New York City interdit l'IA générative pour les élèves jusqu'en 8e année
New York City a mis en place une interdiction d'un an de l'IA générative destinée aux élèves de la maternelle (2-K) à la 8e année. La nouvelle politique vise à limiter l'usage de cette technologie chez les plus jeunes élèves, en privilégiant l'interaction humaine.

New York City a décrété un moratoire d'un an sur l'intelligence artificielle (IA) générative destinée aux élèves, de la maternelle (2-K) jusqu'à la huitième année. Cette politique, effective pour l'année scolaire 2026-27, concerne près de 600 000 élèves et met l'accent sur le contact humain et les méthodes d'apprentissage traditionnelles pour les plus jeunes.
La direction de la ville a invoqué des préoccupations concernant le manque de preuves tangibles des bénéfices de l'IA dans l'éducation précoce et les potentiels intérêts financiers des entreprises technologiques. La politique limite également le temps d'écran pour les plus jeunes et interdit les « chatbots compagnons » à tous les niveaux. Des exceptions sont prévues pour les technologies d'assistance aux élèves ayant des besoins spécifiques et aux apprenants multilingues, ainsi que pour les outils d'IA utilisés par les enseignants pour la planification pédagogique et les tâches administratives.
Pour les élèves du lycée (9e à 12e année), une expérimentation limitée de l'IA générative est autorisée sous la supervision des enseignants et dans le cadre de programmes approuvés. Tous les élèves du lycée devront suivre un module court sur la littératie en IA, couvrant sa fonctionnalité, la protection des données, les biais et l'usage approprié. La ville mènera également des programmes pilotes contrôlés sur cinq produits différents, avec des limites d'utilisation définies.
De plus, les fonctionnalités d'IA seront désactivées dans plus de 30 logiciels éducatifs déjà utilisés par les écoles de la ville. La confidentialité et la sécurité de ces logiciels feront l'objet d'évaluations plus strictes, tandis que les biais algorithmiques et l'efficacité pédagogique seront également pris en compte.

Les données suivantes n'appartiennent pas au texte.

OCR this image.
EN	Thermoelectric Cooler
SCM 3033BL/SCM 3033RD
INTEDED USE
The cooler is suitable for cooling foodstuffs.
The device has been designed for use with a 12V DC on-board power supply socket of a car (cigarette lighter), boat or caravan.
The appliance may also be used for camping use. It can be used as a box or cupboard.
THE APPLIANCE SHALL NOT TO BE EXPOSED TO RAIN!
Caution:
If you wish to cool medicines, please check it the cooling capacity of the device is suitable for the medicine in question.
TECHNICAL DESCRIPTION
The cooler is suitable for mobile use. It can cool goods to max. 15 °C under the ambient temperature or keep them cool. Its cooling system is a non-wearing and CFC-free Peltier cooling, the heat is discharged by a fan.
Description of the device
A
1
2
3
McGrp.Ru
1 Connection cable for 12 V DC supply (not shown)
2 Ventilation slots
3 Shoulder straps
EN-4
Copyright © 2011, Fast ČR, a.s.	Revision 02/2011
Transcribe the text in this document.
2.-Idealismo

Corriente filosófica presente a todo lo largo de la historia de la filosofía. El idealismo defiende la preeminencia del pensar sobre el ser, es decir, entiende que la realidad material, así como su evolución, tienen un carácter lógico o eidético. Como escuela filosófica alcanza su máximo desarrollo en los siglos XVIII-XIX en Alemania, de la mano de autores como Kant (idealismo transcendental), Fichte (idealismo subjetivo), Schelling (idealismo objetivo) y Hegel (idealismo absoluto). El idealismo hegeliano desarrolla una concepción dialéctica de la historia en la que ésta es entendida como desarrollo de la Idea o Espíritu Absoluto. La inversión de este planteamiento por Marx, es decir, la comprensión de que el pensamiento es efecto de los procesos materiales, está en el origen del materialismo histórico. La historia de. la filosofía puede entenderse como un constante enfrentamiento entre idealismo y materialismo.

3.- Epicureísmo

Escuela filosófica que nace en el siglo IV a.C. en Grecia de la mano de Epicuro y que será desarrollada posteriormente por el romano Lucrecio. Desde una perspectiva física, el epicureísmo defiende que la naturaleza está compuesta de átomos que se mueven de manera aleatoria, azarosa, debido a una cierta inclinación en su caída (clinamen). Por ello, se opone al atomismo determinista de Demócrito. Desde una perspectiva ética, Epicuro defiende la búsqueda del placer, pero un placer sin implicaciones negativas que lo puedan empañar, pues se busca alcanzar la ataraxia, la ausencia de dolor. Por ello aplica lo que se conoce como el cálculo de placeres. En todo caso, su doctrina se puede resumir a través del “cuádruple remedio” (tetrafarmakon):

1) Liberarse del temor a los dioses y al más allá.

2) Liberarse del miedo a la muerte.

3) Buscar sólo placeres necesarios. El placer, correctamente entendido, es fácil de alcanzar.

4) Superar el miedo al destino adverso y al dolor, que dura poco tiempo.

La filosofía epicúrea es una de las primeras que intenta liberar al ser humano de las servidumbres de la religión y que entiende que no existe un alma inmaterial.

L'interdiction est temporaire et son impact sera examiné sur une période d'un an. Une coalition des parties prenantes sera formée pour surveiller la mise en œuvre de la politique et le déroulement des programmes pilotes, afin de formuler des recommandations pour l'avenir. Cette décision s'inscrit dans un débat plus large sur le rôle de l'IA dans l'éducation et ses implications pour la protection des données des élèves.